Intermediate progress indicator:

(on Android N, M, K:)



Fixed progress indicator:

(on Android N, M, K:)



As from Ice Cream Sandwich release, we can simply use Notification.Builder.setProgress() to add the indicator to the view.


For previous versions, you must create your own custom notification layout that includes a ProgressBar view. We’ll talk about custom notifications on the next post.


How does it work?

setProgress() takes 3 arguments:


setProgress(int maxValue, int progress, boolean indeterminate);

maxValue — maximum value to set for the progress.


progress — current progress value.


indeterminate

  • If set to “false” : the indicator colors progress / maxValue of the indicator line.

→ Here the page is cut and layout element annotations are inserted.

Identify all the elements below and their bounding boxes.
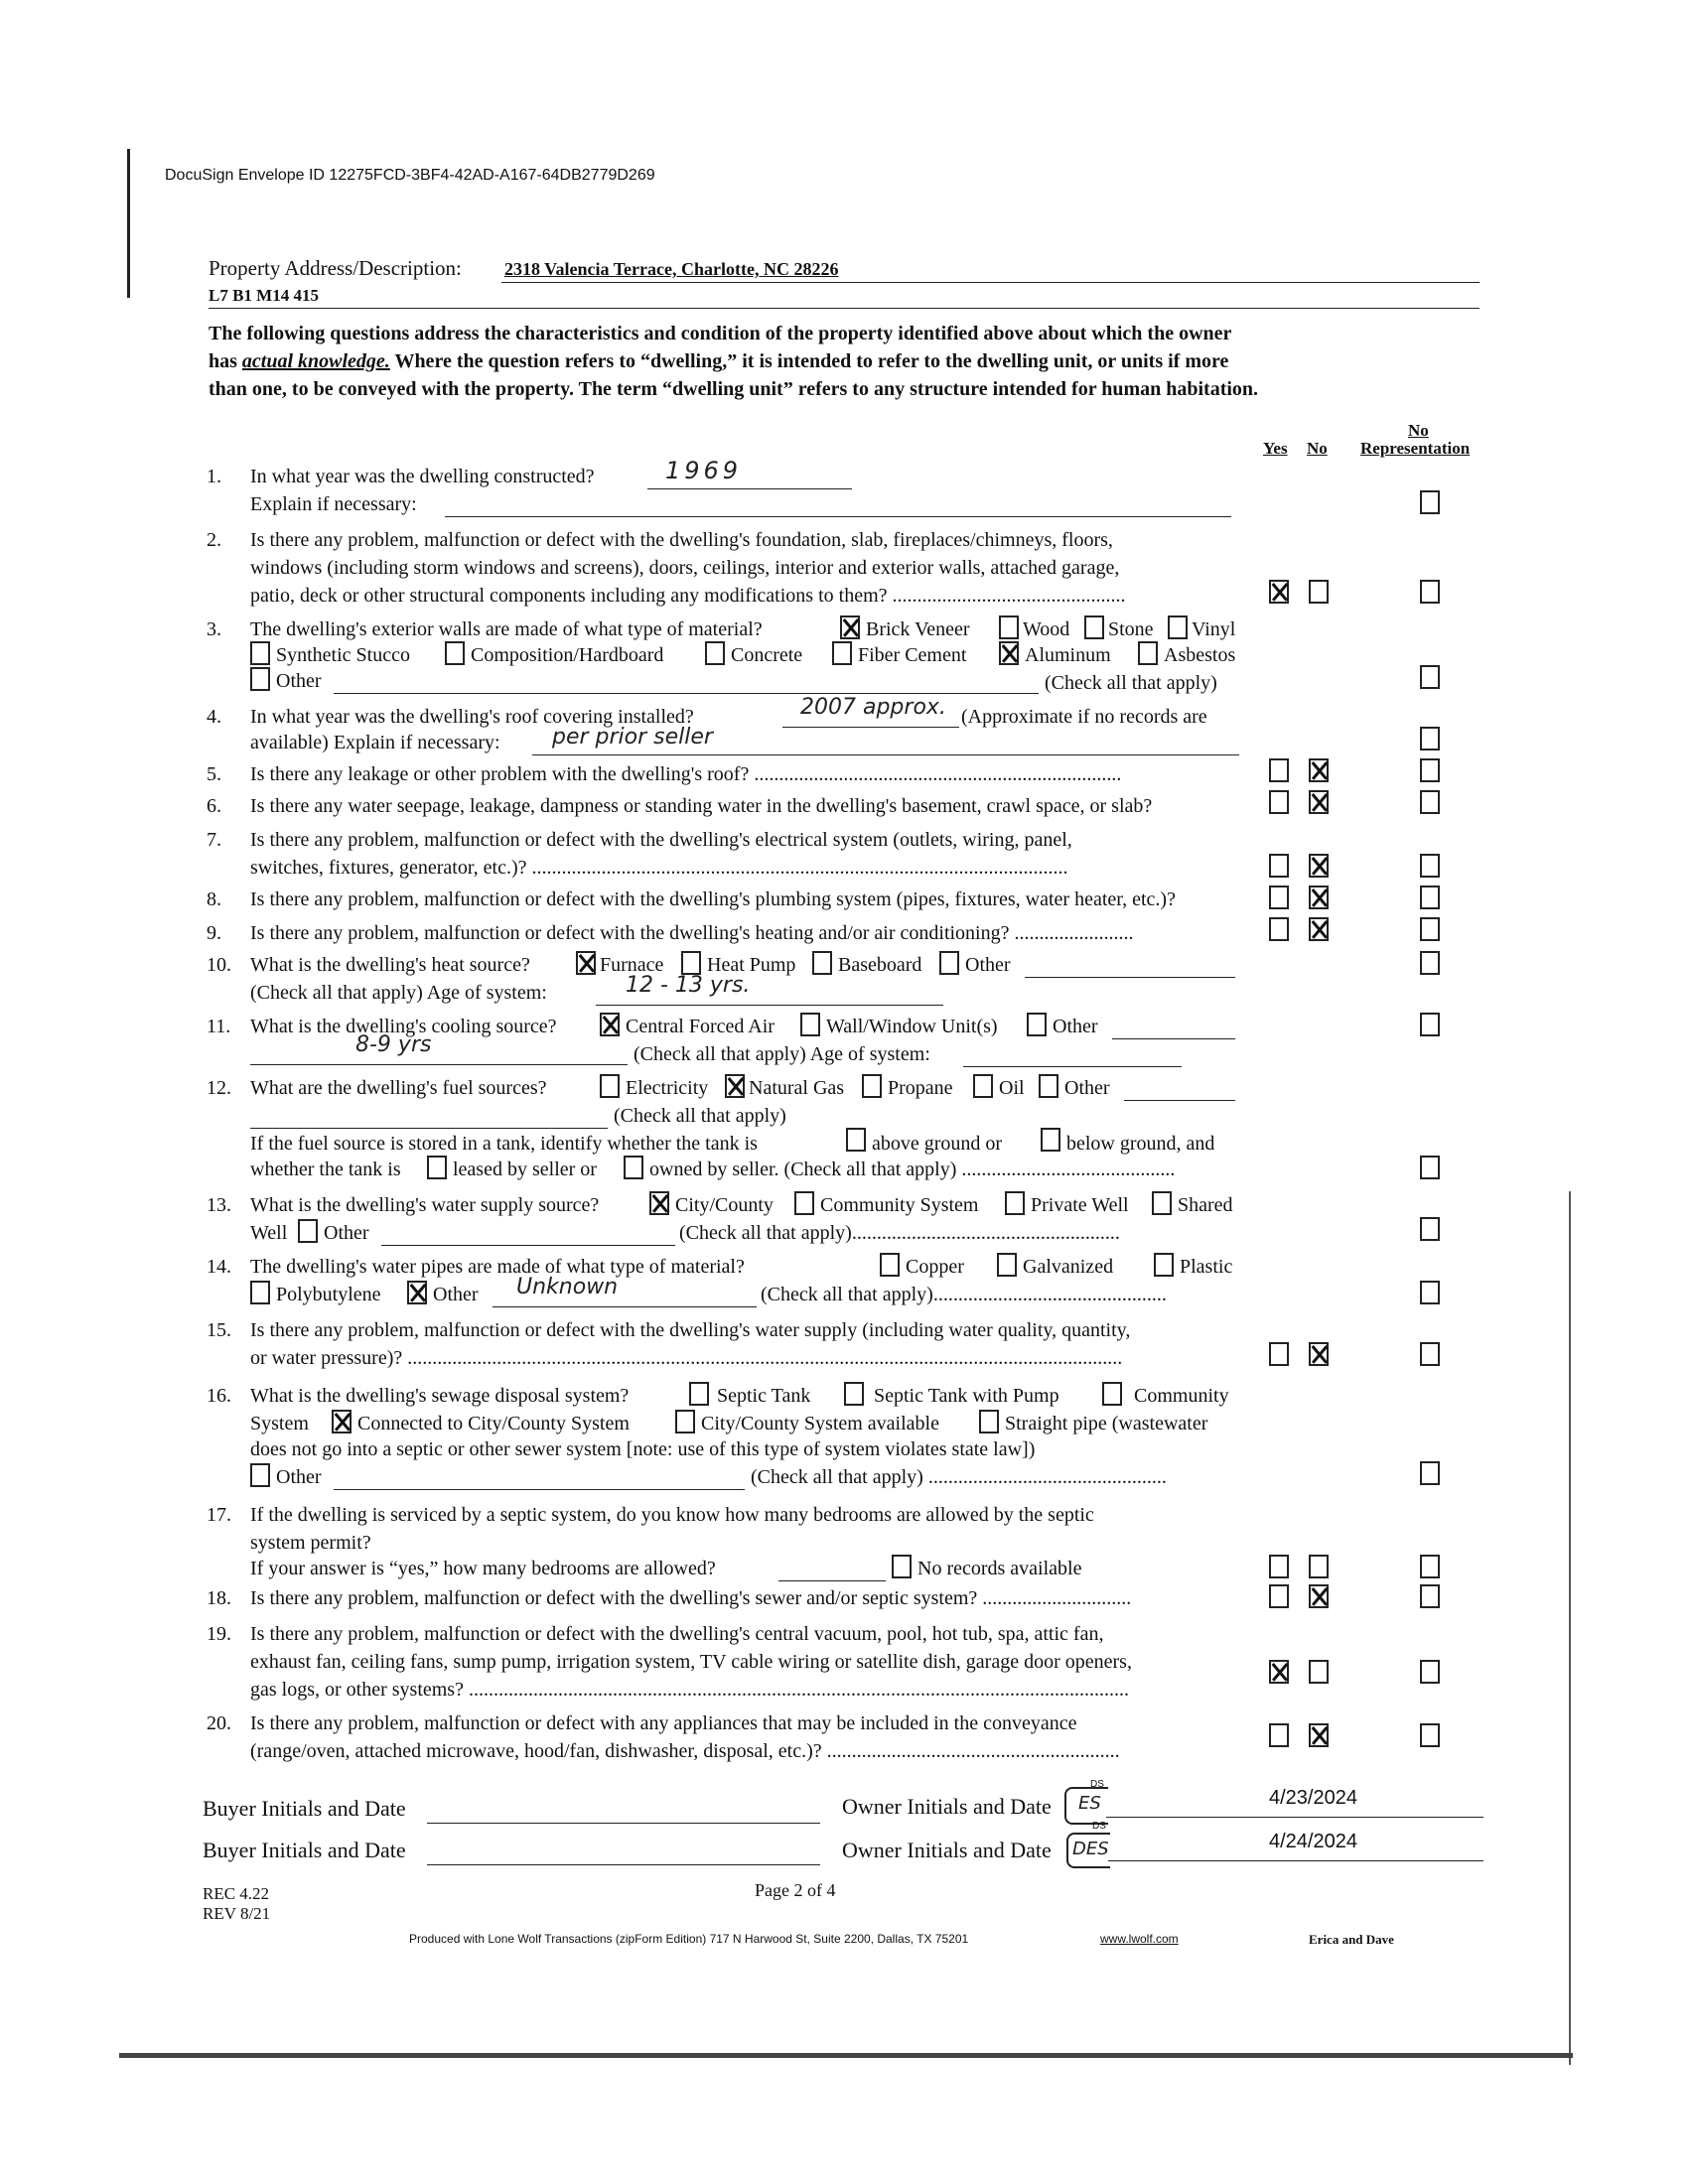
q13-note: (Check all that apply)...................................................... xyxy=(679,1222,1120,1244)
q3-asbestos-checkbox[interactable] xyxy=(1138,641,1158,665)
q17-text-3: If your answer is “yes,” how many bedrooms are allowed? xyxy=(250,1558,716,1579)
q10-num: 10. xyxy=(207,954,231,976)
q11-text-2: (Check all that apply) Age of system: xyxy=(634,1043,930,1065)
intro-line-2-rest: Where the question refers to “dwelling,” it is intended to refer to the dwelling unit, or units if more xyxy=(394,350,1229,372)
q9-num: 9. xyxy=(207,922,221,944)
property-line-1 xyxy=(501,282,1480,283)
q12-opt-gas: Natural Gas xyxy=(749,1077,845,1099)
q4-num: 4. xyxy=(207,706,221,728)
owner-label-2: Owner Initials and Date xyxy=(842,1838,1052,1862)
q12-opt-above: above ground or xyxy=(872,1133,1003,1155)
q17-bedrooms-line xyxy=(778,1580,886,1581)
q14-norep-checkbox[interactable] xyxy=(1420,1281,1440,1304)
q14-opt-polybutylene: Polybutylene xyxy=(276,1284,381,1305)
q3-opt-wood: Wood xyxy=(1023,618,1070,640)
q2-text-2: windows (including storm windows and screens), doors, ceilings, interior and exterior walls, attached garage, xyxy=(250,557,1120,579)
q17-text-2: system permit? xyxy=(250,1532,371,1554)
intro-line-1: The following questions address the characteristics and condition of the property identified above about which the owner xyxy=(209,323,1232,344)
q11-other-line xyxy=(1112,1038,1235,1039)
q11-num: 11. xyxy=(207,1016,231,1037)
q15-no-checkbox[interactable] xyxy=(1309,1342,1329,1366)
q15-text-1: Is there any problem, malfunction or defect with the dwelling's water supply (including water quality, quantity, xyxy=(250,1319,1131,1341)
q20-text-2: (range/oven, attached microwave, hood/fan, dishwasher, disposal, etc.)? ........................................................... xyxy=(250,1740,1120,1762)
buyer-line-1[interactable] xyxy=(427,1823,820,1824)
q4-text-1b: (Approximate if no records are xyxy=(961,706,1207,728)
q12-owned-checkbox[interactable] xyxy=(624,1156,643,1179)
q9-yes-checkbox[interactable] xyxy=(1269,917,1289,941)
q14-answer-line xyxy=(493,1306,757,1307)
q12-other-line xyxy=(1124,1100,1235,1101)
ds-stamp-1: DS xyxy=(1090,1779,1104,1790)
q10-baseboard-checkbox[interactable] xyxy=(812,951,832,975)
left-margin-line xyxy=(127,149,130,298)
q1-num: 1. xyxy=(207,466,221,487)
q1-answer-line xyxy=(647,488,852,489)
q1-answer: 1969 xyxy=(665,457,743,484)
q18-num: 18. xyxy=(207,1587,231,1609)
q7-yes-checkbox[interactable] xyxy=(1269,854,1289,878)
q12-text-4a: whether the tank is xyxy=(250,1159,401,1180)
q11-wall-checkbox[interactable] xyxy=(800,1013,820,1036)
q13-community-checkbox[interactable] xyxy=(794,1191,814,1215)
q11-central-checkbox[interactable] xyxy=(600,1013,620,1036)
q3-vinyl-checkbox[interactable] xyxy=(1168,615,1188,639)
q10-age: 12 - 13 yrs. xyxy=(626,973,751,998)
q16-other-checkbox[interactable] xyxy=(250,1463,270,1487)
owner2-date: 4/24/2024 xyxy=(1269,1831,1357,1852)
q3-opt-stone: Stone xyxy=(1108,618,1154,640)
q17-text-1: If the dwelling is serviced by a septic system, do you know how many bedrooms are allowed by the septic xyxy=(250,1504,1094,1526)
intro-line-2 xyxy=(209,347,1228,375)
q16-opt-available: City/County System available xyxy=(701,1413,939,1434)
buyer-label-1: Buyer Initials and Date xyxy=(203,1796,406,1821)
q14-plastic-checkbox[interactable] xyxy=(1154,1253,1174,1277)
q15-text-2: or water pressure)? ................................................................................................................................................ xyxy=(250,1347,1123,1369)
property-line-2 xyxy=(209,308,1480,309)
q17-opt-norecords: No records available xyxy=(917,1558,1082,1579)
q14-note: (Check all that apply)............................................... xyxy=(761,1284,1167,1305)
q2-num: 2. xyxy=(207,529,221,551)
q11-answer: 8-9 yrs xyxy=(355,1032,432,1057)
q4-answer-line xyxy=(782,727,959,728)
q5-yes-checkbox[interactable] xyxy=(1269,758,1289,782)
q16-opt-city: Connected to City/County System xyxy=(357,1413,630,1434)
q1-norep-checkbox[interactable] xyxy=(1420,490,1440,514)
q3-norep-checkbox[interactable] xyxy=(1420,665,1440,689)
q3-aluminum-checkbox[interactable] xyxy=(999,641,1019,665)
q12-oil-checkbox[interactable] xyxy=(973,1074,993,1098)
q3-other-line xyxy=(334,693,1039,694)
q11-opt-central: Central Forced Air xyxy=(626,1016,775,1037)
q6-num: 6. xyxy=(207,795,221,817)
q3-other-checkbox[interactable] xyxy=(250,667,270,691)
q14-num: 14. xyxy=(207,1256,231,1278)
q7-norep-checkbox[interactable] xyxy=(1420,854,1440,878)
q8-norep-checkbox[interactable] xyxy=(1420,886,1440,909)
q14-other-checkbox[interactable] xyxy=(407,1281,427,1304)
q19-text-2: exhaust fan, ceiling fans, sump pump, irrigation system, TV cable wiring or satellite dish, garage door openers, xyxy=(250,1651,1132,1673)
q12-electricity-checkbox[interactable] xyxy=(600,1074,620,1098)
q20-text-1: Is there any problem, malfunction or defect with any appliances that may be included in the conveyance xyxy=(250,1712,1077,1734)
q19-no-checkbox[interactable] xyxy=(1309,1660,1329,1684)
q19-num: 19. xyxy=(207,1623,231,1645)
q14-copper-checkbox[interactable] xyxy=(880,1253,900,1277)
q2-yes-checkbox[interactable] xyxy=(1269,580,1289,604)
q18-norep-checkbox[interactable] xyxy=(1420,1584,1440,1608)
q14-opt-copper: Copper xyxy=(906,1256,964,1278)
q4-norep-checkbox[interactable] xyxy=(1420,727,1440,751)
q3-note: (Check all that apply) xyxy=(1045,672,1217,694)
envelope-id: DocuSign Envelope ID 12275FCD-3BF4-42AD-A167-64DB2779D269 xyxy=(165,167,655,184)
q16-opt-system: System xyxy=(250,1413,309,1434)
q16-num: 16. xyxy=(207,1385,231,1407)
owner1-initials: ES xyxy=(1078,1793,1101,1814)
q19-norep-checkbox[interactable] xyxy=(1420,1660,1440,1684)
footer-client: Erica and Dave xyxy=(1309,1932,1394,1947)
q12-text-2: (Check all that apply) xyxy=(614,1105,786,1127)
q3-opt-composition: Composition/Hardboard xyxy=(471,644,664,666)
q11-other-checkbox[interactable] xyxy=(1027,1013,1047,1036)
q9-text: Is there any problem, malfunction or defect with the dwelling's heating and/or air conditioning? ........................ xyxy=(250,922,1134,944)
q13-shared-checkbox[interactable] xyxy=(1152,1191,1172,1215)
q16-opt-community: Community xyxy=(1134,1385,1229,1407)
q13-num: 13. xyxy=(207,1194,231,1216)
q12-opt-leased: leased by seller or xyxy=(453,1159,597,1180)
q19-text-1: Is there any problem, malfunction or defect with the dwelling's central vacuum, pool, hot tub, spa, attic fan, xyxy=(250,1623,1104,1645)
q12-other-line-2 xyxy=(250,1128,608,1129)
q3-fiber-checkbox[interactable] xyxy=(832,641,852,665)
q3-opt-aluminum: Aluminum xyxy=(1025,644,1111,666)
q20-norep-checkbox[interactable] xyxy=(1420,1723,1440,1747)
q12-other-checkbox[interactable] xyxy=(1039,1074,1058,1098)
q7-text-1: Is there any problem, malfunction or defect with the dwelling's electrical system (outlets, wiring, panel, xyxy=(250,829,1072,851)
owner1-date: 4/23/2024 xyxy=(1269,1787,1357,1809)
q12-opt-owned: owned by seller. (Check all that apply) ........................................... xyxy=(649,1159,1176,1180)
q12-text-3: If the fuel source is stored in a tank, identify whether the tank is xyxy=(250,1133,758,1155)
q13-opt-shared: Shared xyxy=(1178,1194,1233,1216)
q8-num: 8. xyxy=(207,888,221,910)
q3-opt-brick: Brick Veneer xyxy=(866,618,970,640)
q3-wood-checkbox[interactable] xyxy=(999,615,1019,639)
q1-explain: Explain if necessary: xyxy=(250,493,417,515)
q18-text: Is there any problem, malfunction or defect with the dwelling's sewer and/or septic system? .............................. xyxy=(250,1587,1132,1609)
q13-other-line xyxy=(381,1245,675,1246)
q8-text: Is there any problem, malfunction or defect with the dwelling's plumbing system (pipes, fixtures, water heater, etc.)? xyxy=(250,888,1176,910)
q18-no-checkbox[interactable] xyxy=(1309,1584,1329,1608)
q1-explain-line xyxy=(445,516,1231,517)
q3-opt-stucco: Synthetic Stucco xyxy=(276,644,410,666)
col-norep-1: No xyxy=(1408,421,1429,440)
q19-yes-checkbox[interactable] xyxy=(1269,1660,1289,1684)
q13-opt-community: Community System xyxy=(820,1194,979,1216)
q7-text-2: switches, fixtures, generator, etc.)? ............................................................................................................ xyxy=(250,857,1068,879)
q11-opt-wall: Wall/Window Unit(s) xyxy=(826,1016,998,1037)
q8-no-checkbox[interactable] xyxy=(1309,886,1329,909)
owner-line-1 xyxy=(1106,1817,1483,1818)
property-address: 2318 Valencia Terrace, Charlotte, NC 28226 xyxy=(504,259,839,279)
property-lot: L7 B1 M14 415 xyxy=(209,286,319,305)
q16-community-checkbox[interactable] xyxy=(1102,1382,1122,1406)
q16-opt-other: Other xyxy=(276,1466,322,1488)
intro-has: has xyxy=(209,350,237,372)
q7-no-checkbox[interactable] xyxy=(1309,854,1329,878)
q16-text: What is the dwelling's sewage disposal system? xyxy=(250,1385,630,1407)
q16-text-3: does not go into a septic or other sewer system [note: use of this type of system violates state law]) xyxy=(250,1438,1036,1460)
q14-opt-galvanized: Galvanized xyxy=(1023,1256,1114,1278)
q12-norep-checkbox[interactable] xyxy=(1420,1156,1440,1179)
intro-actual-knowledge: actual knowledge. xyxy=(241,350,390,372)
q5-num: 5. xyxy=(207,763,221,785)
q17-norecords-checkbox[interactable] xyxy=(892,1555,912,1578)
q12-opt-oil: Oil xyxy=(999,1077,1025,1099)
q3-text: The dwelling's exterior walls are made of what type of material? xyxy=(250,618,763,640)
col-no: No xyxy=(1307,439,1328,458)
q3-stone-checkbox[interactable] xyxy=(1084,615,1104,639)
q3-opt-other: Other xyxy=(276,670,322,692)
q3-brick-checkbox[interactable] xyxy=(840,615,860,639)
q6-text: Is there any water seepage, leakage, dampness or standing water in the dwelling's basement, crawl space, or slab? xyxy=(250,795,1153,817)
footer-url[interactable]: www.lwolf.com xyxy=(1100,1932,1179,1946)
q2-no-checkbox[interactable] xyxy=(1309,580,1329,604)
q13-text: What is the dwelling's water supply source? xyxy=(250,1194,600,1216)
q20-yes-checkbox[interactable] xyxy=(1269,1723,1289,1747)
q10-opt-heatpump: Heat Pump xyxy=(707,954,796,976)
owner2-initials: DES xyxy=(1072,1839,1109,1859)
q4-text-2: available) Explain if necessary: xyxy=(250,732,500,753)
q14-answer: Unknown xyxy=(516,1275,619,1299)
q5-no-checkbox[interactable] xyxy=(1309,758,1329,782)
q12-leased-checkbox[interactable] xyxy=(427,1156,447,1179)
q17-no-checkbox[interactable] xyxy=(1309,1555,1329,1578)
right-edge-line xyxy=(1569,1191,1571,2065)
buyer-label-2: Buyer Initials and Date xyxy=(203,1838,406,1862)
col-norep-2: Representation xyxy=(1360,439,1471,458)
q3-concrete-checkbox[interactable] xyxy=(705,641,725,665)
ds-stamp-2: DS xyxy=(1092,1821,1106,1832)
intro-line-3: than one, to be conveyed with the property. The term “dwelling unit” refers to any structure intended for human habitation. xyxy=(209,378,1259,400)
q15-num: 15. xyxy=(207,1319,231,1341)
q12-text: What are the dwelling's fuel sources? xyxy=(250,1077,547,1099)
q10-other-line xyxy=(1025,977,1235,978)
q3-opt-asbestos: Asbestos xyxy=(1164,644,1236,666)
q2-text-3: patio, deck or other structural components including any modifications to them? ............................................... xyxy=(250,585,1126,607)
q5-text: Is there any leakage or other problem with the dwelling's roof? .......................................................................... xyxy=(250,763,1122,785)
q2-norep-checkbox[interactable] xyxy=(1420,580,1440,604)
q16-note: (Check all that apply) ................................................ xyxy=(751,1466,1167,1488)
q13-opt-well: Well xyxy=(250,1222,288,1244)
q10-opt-other: Other xyxy=(965,954,1011,976)
q11-norep-checkbox[interactable] xyxy=(1420,1013,1440,1036)
q11-opt-other: Other xyxy=(1053,1016,1098,1037)
q13-city-checkbox[interactable] xyxy=(649,1191,669,1215)
q3-opt-vinyl: Vinyl xyxy=(1192,618,1236,640)
q8-yes-checkbox[interactable] xyxy=(1269,886,1289,909)
q11-answer-line xyxy=(250,1064,628,1065)
q10-furnace-checkbox[interactable] xyxy=(576,951,596,975)
q4-answer: 2007 approx. xyxy=(800,695,946,720)
q12-opt-below: below ground, and xyxy=(1066,1133,1215,1155)
q14-galvanized-checkbox[interactable] xyxy=(997,1253,1017,1277)
owner-line-2 xyxy=(1108,1860,1483,1861)
q10-heatpump-checkbox[interactable] xyxy=(681,951,701,975)
q10-text: What is the dwelling's heat source? xyxy=(250,954,530,976)
q10-other-checkbox[interactable] xyxy=(939,951,959,975)
q12-opt-electricity: Electricity xyxy=(626,1077,709,1099)
q19-text-3: gas logs, or other systems? ..................................................................................................................................... xyxy=(250,1679,1129,1701)
q12-opt-propane: Propane xyxy=(888,1077,953,1099)
q4-explain: per prior seller xyxy=(552,725,713,750)
q16-available-checkbox[interactable] xyxy=(675,1410,695,1433)
q10-text-2: (Check all that apply) Age of system: xyxy=(250,982,547,1004)
footer-rev: REV 8/21 xyxy=(203,1904,271,1923)
footer-page: Page 2 of 4 xyxy=(755,1880,836,1900)
q20-no-checkbox[interactable] xyxy=(1309,1723,1329,1747)
q14-text: The dwelling's water pipes are made of what type of material? xyxy=(250,1256,745,1278)
bottom-edge-line xyxy=(119,2053,1573,2058)
q4-explain-line xyxy=(532,754,1239,755)
q10-opt-baseboard: Baseboard xyxy=(838,954,922,976)
buyer-line-2[interactable] xyxy=(427,1864,820,1865)
q12-opt-other: Other xyxy=(1064,1077,1110,1099)
q16-opt-septic-pump: Septic Tank with Pump xyxy=(874,1385,1059,1407)
q15-norep-checkbox[interactable] xyxy=(1420,1342,1440,1366)
col-yes: Yes xyxy=(1263,439,1288,458)
q4-text-1: In what year was the dwelling's roof covering installed? xyxy=(250,706,694,728)
q16-city-checkbox[interactable] xyxy=(332,1410,352,1433)
q14-opt-plastic: Plastic xyxy=(1180,1256,1233,1278)
q13-norep-checkbox[interactable] xyxy=(1420,1217,1440,1241)
q13-other-checkbox[interactable] xyxy=(298,1219,318,1243)
q11-age-line xyxy=(963,1066,1182,1067)
q12-num: 12. xyxy=(207,1077,231,1099)
q13-private-checkbox[interactable] xyxy=(1005,1191,1025,1215)
q10-age-line xyxy=(596,1005,943,1006)
q10-norep-checkbox[interactable] xyxy=(1420,951,1440,975)
q17-yes-checkbox[interactable] xyxy=(1269,1555,1289,1578)
q16-straight-checkbox[interactable] xyxy=(979,1410,999,1433)
q6-yes-checkbox[interactable] xyxy=(1269,790,1289,814)
q16-opt-straight: Straight pipe (wastewater xyxy=(1005,1413,1208,1434)
q16-other-line xyxy=(334,1489,745,1490)
q12-propane-checkbox[interactable] xyxy=(862,1074,882,1098)
q16-septic-checkbox[interactable] xyxy=(689,1382,709,1406)
footer-produced: Produced with Lone Wolf Transactions (zipForm Edition) 717 N Harwood St, Suite 2200, Dallas, TX 75201 xyxy=(409,1932,969,1946)
q17-num: 17. xyxy=(207,1504,231,1526)
q14-polybutylene-checkbox[interactable] xyxy=(250,1281,270,1304)
q2-text-1: Is there any problem, malfunction or defect with the dwelling's foundation, slab, fireplaces/chimneys, floors, xyxy=(250,529,1113,551)
q6-norep-checkbox[interactable] xyxy=(1420,790,1440,814)
q3-composition-checkbox[interactable] xyxy=(445,641,465,665)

  • If set to “true” : the first 2 values are ignored, and the progress indicator would go from start to end continuously (demonstrated on the GIFs above).


When progress is finished,

use builder.setProgress(0, 0, false), to indicate that there’s no progress to show and the progress bar will disappear.


This is a good opportunity to let the users know we finished, by setting the content text.


For example:

builder.setProgress(0, 0, false)
       .setContentText("Download complete");


Just show me!

We’ll get into more details on the NotificationManager, and updating a notification in a future post. But here is an example to make it work:


Indeterminate progress indicator:


final NotificationCompat.Builder builder = getSimpleBuilder();
builder.setProgress(0, 0, true);
manager.notify(NOTIF_ID, builder.build());
doHardWork();
builder.setContentText("Download complete")
       .setProgress(0, 0, false);                              
                       
manager.notify(NOTIF_ID, builder.build());


Fixed-duration progress indicator:

final NotificationCompat.Builder builder = getSimpleBuilder();
int incr;
for (incr = 0; incr <= 100; incr += 10) {
    
    builder.setProgress(100, incr, false);                                      
    manager.notify(NOTIF_ID,builder.build());
   do10percentOfHardWork();
}
builder.setContentText("Download complete")
       .setProgress(0, 0, false);
manager.notify(NOTIF_ID, builder.build());

Make sure NOTIF_ID is constant, so the current notification is updated, instead of creating a new one.


Well,

That’s how easy and useful it is to add a progress indicator on notifications.


Still there’s so much more ways we can and should use to customize our notifications, for better UX!